New insights into dopamine release could mean better weapons against addiction
Dopamine, the “feel-good” chemical, is known to play a role in addiction, but until now, there has only been limited research into how it is released in the healthy brain. A team from Harvard Medical School has pinpointed how neurons secrete the neurotransmitter, which could inform better, more targeted treatments for addiction.
They homed in on dopamine-producing neurons in the midbrain, looking for active zones, or specialized sites at synapses where neurotransmitters are released. Marked by specific proteins, these active zones suggest that a neuron may transfer a neurotransmitter to another neuron within milliseconds—an idea that runs counter to current understanding.
“I think that our findings will change how we think about dopamine,” said senior author Pascal Kaeser, an assistant professor of neurobiology at Harvard Medical School, in a statement. “Our data suggest that dopamine is released in very specific locations, with incredible spatial precision and speed, whereas before it was thought that dopamine was slowly and promiscuously secreted.”
The team also found that removing the active zone protein RIM, which is linked to certain brain disorders, nearly halted all dopamine release in mice. But this doesn’t hold for all proteins. Deleting the protein ELKS, for example, had “little to no effect” on dopamine secretion.

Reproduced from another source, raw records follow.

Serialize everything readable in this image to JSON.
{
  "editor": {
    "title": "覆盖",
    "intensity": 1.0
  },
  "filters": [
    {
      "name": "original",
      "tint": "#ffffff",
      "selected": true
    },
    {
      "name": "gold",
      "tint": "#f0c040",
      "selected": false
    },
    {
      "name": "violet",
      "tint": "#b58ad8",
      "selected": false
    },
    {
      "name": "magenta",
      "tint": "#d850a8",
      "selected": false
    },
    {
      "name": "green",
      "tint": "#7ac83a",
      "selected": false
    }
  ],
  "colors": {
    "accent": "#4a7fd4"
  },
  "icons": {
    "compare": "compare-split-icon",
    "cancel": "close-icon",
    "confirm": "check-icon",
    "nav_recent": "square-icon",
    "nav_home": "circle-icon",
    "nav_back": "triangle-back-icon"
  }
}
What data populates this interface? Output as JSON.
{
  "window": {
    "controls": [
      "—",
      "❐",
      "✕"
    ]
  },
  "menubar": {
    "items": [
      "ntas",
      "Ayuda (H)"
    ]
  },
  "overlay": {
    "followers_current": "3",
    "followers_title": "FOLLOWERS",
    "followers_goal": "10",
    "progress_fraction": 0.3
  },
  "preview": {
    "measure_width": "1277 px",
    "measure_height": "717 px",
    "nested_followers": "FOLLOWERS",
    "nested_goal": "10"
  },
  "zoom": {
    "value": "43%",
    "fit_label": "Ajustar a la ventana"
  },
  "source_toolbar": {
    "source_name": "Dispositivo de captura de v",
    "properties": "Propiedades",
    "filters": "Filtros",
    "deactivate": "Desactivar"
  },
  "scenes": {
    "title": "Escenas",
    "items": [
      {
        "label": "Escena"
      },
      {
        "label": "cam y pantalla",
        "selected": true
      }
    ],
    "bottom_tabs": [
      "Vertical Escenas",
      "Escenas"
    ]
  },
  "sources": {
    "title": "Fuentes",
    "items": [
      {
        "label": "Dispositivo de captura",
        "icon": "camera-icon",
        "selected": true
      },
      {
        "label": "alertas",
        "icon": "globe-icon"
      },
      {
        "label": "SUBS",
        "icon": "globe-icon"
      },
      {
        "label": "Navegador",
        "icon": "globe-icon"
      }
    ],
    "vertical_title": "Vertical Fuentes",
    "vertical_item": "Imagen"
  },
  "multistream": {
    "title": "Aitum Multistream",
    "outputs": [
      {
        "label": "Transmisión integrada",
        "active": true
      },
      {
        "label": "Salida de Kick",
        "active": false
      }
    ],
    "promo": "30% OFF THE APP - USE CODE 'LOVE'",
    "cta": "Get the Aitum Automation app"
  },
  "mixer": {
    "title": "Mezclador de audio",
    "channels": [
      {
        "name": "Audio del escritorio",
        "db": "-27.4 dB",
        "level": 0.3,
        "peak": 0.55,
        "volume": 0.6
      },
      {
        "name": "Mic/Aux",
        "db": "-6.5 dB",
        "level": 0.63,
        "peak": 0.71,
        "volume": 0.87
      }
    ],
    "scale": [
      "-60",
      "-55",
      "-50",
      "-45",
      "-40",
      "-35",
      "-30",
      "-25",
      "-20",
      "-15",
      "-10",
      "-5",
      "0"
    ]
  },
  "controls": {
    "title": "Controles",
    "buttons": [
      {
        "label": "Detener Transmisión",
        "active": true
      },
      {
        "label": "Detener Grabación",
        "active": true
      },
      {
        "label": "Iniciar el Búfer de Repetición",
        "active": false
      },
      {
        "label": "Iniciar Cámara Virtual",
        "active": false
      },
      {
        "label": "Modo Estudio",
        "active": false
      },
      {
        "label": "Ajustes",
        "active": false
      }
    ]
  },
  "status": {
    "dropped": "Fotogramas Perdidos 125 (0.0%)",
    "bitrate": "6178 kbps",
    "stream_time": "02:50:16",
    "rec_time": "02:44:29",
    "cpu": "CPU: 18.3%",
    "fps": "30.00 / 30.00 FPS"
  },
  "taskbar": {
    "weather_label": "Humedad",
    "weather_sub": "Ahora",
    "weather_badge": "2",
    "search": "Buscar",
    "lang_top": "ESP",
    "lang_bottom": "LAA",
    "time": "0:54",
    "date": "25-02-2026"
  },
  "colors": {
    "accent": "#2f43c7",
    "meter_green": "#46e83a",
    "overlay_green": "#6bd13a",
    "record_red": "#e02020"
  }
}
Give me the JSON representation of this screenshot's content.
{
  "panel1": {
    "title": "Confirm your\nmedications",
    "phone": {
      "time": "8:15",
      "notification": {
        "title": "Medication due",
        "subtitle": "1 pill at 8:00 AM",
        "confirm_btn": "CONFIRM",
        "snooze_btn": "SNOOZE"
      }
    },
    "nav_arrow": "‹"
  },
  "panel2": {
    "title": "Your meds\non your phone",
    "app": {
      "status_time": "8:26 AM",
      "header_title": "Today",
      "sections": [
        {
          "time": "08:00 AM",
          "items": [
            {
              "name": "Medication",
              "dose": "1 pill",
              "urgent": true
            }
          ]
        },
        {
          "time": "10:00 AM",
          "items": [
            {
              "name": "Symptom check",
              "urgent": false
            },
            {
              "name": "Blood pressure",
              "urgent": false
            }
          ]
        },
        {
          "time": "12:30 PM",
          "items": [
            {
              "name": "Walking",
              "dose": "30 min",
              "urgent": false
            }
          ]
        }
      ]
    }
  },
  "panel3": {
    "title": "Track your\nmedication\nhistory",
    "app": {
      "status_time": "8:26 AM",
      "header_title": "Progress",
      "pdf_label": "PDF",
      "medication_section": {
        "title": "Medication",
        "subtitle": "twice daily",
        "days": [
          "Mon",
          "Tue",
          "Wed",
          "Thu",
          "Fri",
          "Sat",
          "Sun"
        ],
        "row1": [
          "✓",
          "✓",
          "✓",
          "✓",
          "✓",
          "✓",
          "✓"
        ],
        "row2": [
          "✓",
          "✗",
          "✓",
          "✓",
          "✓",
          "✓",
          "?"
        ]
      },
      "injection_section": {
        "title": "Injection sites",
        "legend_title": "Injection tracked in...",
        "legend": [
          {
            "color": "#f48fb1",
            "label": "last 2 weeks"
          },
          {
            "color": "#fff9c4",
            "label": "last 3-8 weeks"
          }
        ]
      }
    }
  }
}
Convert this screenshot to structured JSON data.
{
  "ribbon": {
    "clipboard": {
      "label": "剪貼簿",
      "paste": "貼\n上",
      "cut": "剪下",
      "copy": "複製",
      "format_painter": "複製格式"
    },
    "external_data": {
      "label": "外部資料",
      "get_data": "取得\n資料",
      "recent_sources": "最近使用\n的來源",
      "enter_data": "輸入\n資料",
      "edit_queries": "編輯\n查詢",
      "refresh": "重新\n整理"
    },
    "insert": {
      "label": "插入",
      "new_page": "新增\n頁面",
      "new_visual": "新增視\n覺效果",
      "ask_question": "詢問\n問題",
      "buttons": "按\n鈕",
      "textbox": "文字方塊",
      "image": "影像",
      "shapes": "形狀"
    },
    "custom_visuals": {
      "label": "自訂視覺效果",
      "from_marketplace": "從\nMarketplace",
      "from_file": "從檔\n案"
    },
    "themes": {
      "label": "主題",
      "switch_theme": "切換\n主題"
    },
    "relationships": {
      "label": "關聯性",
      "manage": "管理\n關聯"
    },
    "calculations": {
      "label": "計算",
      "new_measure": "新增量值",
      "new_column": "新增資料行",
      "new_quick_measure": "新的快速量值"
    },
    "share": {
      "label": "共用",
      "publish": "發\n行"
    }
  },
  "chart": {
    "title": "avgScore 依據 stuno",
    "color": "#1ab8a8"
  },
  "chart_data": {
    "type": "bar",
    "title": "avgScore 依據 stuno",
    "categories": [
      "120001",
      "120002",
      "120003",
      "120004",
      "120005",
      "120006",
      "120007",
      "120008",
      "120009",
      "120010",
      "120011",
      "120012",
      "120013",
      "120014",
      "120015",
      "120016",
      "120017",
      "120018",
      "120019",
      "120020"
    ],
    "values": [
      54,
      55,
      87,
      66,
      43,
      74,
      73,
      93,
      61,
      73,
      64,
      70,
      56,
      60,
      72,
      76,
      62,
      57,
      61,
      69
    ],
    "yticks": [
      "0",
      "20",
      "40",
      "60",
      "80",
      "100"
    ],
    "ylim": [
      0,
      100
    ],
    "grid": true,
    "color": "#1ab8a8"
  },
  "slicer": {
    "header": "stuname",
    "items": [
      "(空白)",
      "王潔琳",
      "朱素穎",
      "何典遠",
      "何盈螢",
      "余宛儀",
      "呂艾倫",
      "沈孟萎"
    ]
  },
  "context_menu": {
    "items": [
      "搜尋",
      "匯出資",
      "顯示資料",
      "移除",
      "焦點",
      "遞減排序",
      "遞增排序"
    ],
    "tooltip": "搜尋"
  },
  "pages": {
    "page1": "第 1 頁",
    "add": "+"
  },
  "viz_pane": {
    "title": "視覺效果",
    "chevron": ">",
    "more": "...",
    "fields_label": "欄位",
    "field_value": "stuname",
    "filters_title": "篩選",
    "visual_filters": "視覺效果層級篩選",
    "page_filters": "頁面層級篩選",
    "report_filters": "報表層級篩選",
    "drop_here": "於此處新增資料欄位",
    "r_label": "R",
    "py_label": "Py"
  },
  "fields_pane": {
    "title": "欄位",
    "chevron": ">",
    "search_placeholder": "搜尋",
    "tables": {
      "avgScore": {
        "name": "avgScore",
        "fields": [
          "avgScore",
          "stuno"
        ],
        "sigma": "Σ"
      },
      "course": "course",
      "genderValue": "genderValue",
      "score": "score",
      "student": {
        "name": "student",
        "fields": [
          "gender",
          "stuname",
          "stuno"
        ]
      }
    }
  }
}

“We showed that active zones and RIM, which is associated with diseases such as schizophrenia and autism spectrum disorders in human genetic studies, are key for dopamine signaling,” said Changlian Liu, first author and a fellow in Kaeser’s lab. “These newly identified mechanisms may be related to these disorders and may lead to new therapeutic strategies in the future.”
Other approaches to quelling addiction include an anti-opioid vaccine that produces antibodies to prevent opioids from crossing the blood-brain barrier, thus blocking their euphoric effects and helping people overcome addiction. And making opioids themselves more selective—i.e. designing drugs that bind to one opioid receptor rather than several—could ward off side effects of using the painkillers, such as nausea, dependence and overdose.
The Harvard scientists hope that improved understanding of dopamine production and how this might go awry in brain disorders will lead to improved addiction treatments for use in the opioid epidemic, as well as for other brain disorders.
“Right now, most treatments supply the brain with dopamine in excess, which comes with many side effects because it activates processes that shouldn’t be active,” Kaeser said. “Our long-term hope is to identify proteins that only mediate dopamine secretion. One can imagine that by manipulating the release of dopamine, we may be better able to reconstruct normal signaling in the brain.”